La notizia era nell’aria da qualche settimana. Non a caso, in estate, l’arcivescovo Seccia l’aveva individuato come suo primo collaboratore e l’aveva indicato come delegato “ad omnia” tra i vicari episcopali. Stamattina la conferma: mons. Luigi Manca è il nuovo vicario generale.
“Dobbiamo ringraziare tutti don Gigi – sono le parole di gratitudine dell’arcivescovo – perché in momenti non sempre facili per la vita della nostra Chiesa mi è stato sempre vicino con la fedeltà, il consiglio e l’affetto filiale.
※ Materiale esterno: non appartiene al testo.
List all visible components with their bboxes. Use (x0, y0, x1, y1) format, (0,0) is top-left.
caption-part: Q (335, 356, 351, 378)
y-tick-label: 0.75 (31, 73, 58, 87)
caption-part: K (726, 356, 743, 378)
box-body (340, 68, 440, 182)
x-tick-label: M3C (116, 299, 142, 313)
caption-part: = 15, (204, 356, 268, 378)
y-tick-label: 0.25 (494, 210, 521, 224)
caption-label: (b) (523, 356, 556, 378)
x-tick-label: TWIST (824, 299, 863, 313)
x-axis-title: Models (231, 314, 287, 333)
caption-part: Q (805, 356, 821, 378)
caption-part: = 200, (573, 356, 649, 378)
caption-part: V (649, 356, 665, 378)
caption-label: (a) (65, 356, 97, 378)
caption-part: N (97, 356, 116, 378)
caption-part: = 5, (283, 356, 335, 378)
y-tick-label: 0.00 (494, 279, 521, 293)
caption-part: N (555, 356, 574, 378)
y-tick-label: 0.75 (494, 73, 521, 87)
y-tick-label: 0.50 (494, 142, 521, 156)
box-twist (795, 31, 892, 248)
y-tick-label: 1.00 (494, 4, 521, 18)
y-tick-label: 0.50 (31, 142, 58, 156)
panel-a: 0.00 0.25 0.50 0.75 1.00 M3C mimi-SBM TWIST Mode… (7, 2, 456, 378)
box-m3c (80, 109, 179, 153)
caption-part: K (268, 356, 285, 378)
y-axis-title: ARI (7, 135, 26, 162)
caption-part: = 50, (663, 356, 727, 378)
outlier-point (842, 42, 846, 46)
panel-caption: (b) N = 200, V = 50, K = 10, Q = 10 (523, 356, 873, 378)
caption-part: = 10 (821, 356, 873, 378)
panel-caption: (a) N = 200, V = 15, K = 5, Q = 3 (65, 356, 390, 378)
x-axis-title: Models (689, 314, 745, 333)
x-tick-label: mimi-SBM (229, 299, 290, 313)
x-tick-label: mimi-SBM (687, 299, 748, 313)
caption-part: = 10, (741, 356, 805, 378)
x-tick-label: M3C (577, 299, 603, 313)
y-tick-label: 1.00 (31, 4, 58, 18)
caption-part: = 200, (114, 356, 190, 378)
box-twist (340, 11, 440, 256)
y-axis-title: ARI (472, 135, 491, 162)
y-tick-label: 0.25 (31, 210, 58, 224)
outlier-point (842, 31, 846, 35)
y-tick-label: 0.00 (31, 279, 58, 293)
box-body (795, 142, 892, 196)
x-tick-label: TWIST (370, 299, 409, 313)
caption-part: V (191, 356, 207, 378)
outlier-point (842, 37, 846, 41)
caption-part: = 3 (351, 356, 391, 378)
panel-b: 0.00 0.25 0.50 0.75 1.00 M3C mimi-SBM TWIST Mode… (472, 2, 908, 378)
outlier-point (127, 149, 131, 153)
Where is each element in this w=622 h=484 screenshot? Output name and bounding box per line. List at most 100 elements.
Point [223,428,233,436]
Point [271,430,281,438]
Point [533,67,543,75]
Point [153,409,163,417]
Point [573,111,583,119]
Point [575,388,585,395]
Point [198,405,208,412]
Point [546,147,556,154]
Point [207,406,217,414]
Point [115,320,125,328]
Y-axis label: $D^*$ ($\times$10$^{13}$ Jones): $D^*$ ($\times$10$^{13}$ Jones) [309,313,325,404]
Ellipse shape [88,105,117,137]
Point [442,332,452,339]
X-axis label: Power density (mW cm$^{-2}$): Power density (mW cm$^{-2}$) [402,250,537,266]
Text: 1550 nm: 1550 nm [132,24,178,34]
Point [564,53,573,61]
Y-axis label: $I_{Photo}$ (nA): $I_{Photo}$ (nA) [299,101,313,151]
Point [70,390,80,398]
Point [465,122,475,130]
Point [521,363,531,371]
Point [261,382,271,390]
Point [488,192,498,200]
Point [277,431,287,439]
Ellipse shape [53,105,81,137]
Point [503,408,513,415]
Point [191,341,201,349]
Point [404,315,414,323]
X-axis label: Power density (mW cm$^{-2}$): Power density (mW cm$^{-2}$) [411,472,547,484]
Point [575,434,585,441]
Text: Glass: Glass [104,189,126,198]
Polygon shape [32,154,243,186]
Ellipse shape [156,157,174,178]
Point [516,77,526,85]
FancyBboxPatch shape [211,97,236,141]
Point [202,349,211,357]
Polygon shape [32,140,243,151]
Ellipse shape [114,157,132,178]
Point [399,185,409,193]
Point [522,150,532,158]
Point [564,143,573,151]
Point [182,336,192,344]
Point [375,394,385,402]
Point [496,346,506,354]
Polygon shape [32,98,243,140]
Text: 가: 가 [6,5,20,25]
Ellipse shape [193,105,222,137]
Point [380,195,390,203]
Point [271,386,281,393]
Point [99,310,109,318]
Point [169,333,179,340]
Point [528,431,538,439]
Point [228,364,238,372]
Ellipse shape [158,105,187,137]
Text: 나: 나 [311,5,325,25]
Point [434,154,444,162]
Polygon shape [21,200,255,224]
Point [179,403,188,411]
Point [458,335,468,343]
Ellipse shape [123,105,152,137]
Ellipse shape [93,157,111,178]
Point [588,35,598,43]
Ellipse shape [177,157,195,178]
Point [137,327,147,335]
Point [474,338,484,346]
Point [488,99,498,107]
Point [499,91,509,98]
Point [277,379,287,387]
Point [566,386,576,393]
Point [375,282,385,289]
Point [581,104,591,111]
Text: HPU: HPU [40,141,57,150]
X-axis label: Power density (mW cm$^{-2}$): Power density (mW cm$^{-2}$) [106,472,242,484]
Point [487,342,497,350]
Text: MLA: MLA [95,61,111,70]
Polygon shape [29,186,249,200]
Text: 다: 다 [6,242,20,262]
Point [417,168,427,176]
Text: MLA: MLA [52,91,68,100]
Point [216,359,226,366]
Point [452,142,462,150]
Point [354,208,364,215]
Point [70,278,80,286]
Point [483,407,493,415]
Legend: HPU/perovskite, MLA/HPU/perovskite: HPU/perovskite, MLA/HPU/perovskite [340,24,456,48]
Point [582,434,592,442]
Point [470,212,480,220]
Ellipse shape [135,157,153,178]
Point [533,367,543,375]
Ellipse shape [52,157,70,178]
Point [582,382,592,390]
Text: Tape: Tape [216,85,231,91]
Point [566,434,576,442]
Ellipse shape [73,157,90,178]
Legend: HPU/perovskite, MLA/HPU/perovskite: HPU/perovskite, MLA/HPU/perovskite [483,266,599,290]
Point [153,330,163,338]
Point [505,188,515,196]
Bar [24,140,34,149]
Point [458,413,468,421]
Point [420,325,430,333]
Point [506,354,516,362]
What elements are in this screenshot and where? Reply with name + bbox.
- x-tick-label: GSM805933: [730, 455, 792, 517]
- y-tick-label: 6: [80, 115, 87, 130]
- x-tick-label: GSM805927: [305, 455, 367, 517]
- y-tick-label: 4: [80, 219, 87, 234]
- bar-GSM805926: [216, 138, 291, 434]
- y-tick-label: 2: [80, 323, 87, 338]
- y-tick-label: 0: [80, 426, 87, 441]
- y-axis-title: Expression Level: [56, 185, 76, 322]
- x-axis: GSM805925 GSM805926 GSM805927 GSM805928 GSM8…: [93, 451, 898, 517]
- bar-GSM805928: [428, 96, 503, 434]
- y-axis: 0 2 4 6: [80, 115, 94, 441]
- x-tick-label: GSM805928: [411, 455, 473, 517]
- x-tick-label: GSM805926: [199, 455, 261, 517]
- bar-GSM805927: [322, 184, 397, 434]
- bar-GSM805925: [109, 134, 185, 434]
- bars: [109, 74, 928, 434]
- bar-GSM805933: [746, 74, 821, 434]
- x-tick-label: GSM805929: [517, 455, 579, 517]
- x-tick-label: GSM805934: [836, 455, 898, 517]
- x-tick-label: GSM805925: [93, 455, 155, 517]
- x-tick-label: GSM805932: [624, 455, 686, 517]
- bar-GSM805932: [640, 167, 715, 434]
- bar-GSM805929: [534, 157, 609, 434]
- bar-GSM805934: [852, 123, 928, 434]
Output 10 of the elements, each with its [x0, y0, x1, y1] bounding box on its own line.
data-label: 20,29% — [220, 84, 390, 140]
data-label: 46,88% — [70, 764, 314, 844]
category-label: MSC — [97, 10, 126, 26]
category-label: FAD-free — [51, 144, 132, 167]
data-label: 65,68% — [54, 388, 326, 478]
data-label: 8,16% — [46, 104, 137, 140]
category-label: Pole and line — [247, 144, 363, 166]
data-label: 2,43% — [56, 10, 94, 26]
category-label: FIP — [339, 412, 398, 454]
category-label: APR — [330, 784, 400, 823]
Non si tratta di sentimenti umani: scaturiscono da un cuore sacerdotale e da una fede salda nel sacramento dell’Ordine, il dono più grande che il Buon Pastore ha fatto a ciascun presbitero”.

Mons. Luigi Manca è nato a Trepuzzi (Lecce) il 21 giugno 1950. Da 46 anni, precisamente dal 25 ottobre 1973, è sacerdote della diocesi di Lecce, arciprete parroco della parrocchia matrice “S. Maria delle Grazie” di Campi Salentina (Le) dal 1981 al 1999.
Laureato in Filosofia presso l’Università del Salento, ha conseguito la Licenza e il Dottorato in Teologia e Scienze patristiche presso l’Istituto Patristico “Augustinianum” di Roma.

È direttore dell’Istituto Superiore di Scienze Religiose Metropolitano “Don Tonino Bello” di Lecce, docente di Patrologia presso lo stesso Istituto e lo è stato presso la Facoltà Teologica Pugliese fino a questo anno. Nel 2005 è stato nominato postulatore della causa di canonizzazione del Servo di Dio mons. Nicola Riezzo. È stato vicario episcopale per la cultura durante gli ultimi anni di mons. Ruppi e per i primi due anni di mons. Seccia, fino alla nomina di vicario generale.

Fra i suoi interessi particolari le ricerche su Sant’Agostino, San Massimo il Confessore e, più recentemente, su San Girolamo.
Uomo di cultura, particolarmente attento a cogliere negli scritti e nel pensiero dei Padri tutti gli aspetti che fanno di essi delle figure quanto mai attuali e interessanti sotto il profilo culturale, spirituale ed ecclesiale, fortemente convinto che lo studio dei Padri potrà contribuire in modo significativo al dialogo fra i cristiani per il raggiungimento della piena unità ecclesiale.

È autore di numerosi libri sui Padri della Chiesa, in particolare su Sant’Agostino. Il suo ultimo lavoro “Sono diventato una gigantesca domanda” è stato definito da Avvenire, il 22 aprile 2018 “uno dei libri più belli dedicati negli ultimi tempi al vescovo d’Ippona”, la magia del colloquio personale tra l’autore e ‘il grande genio dell’umanità’.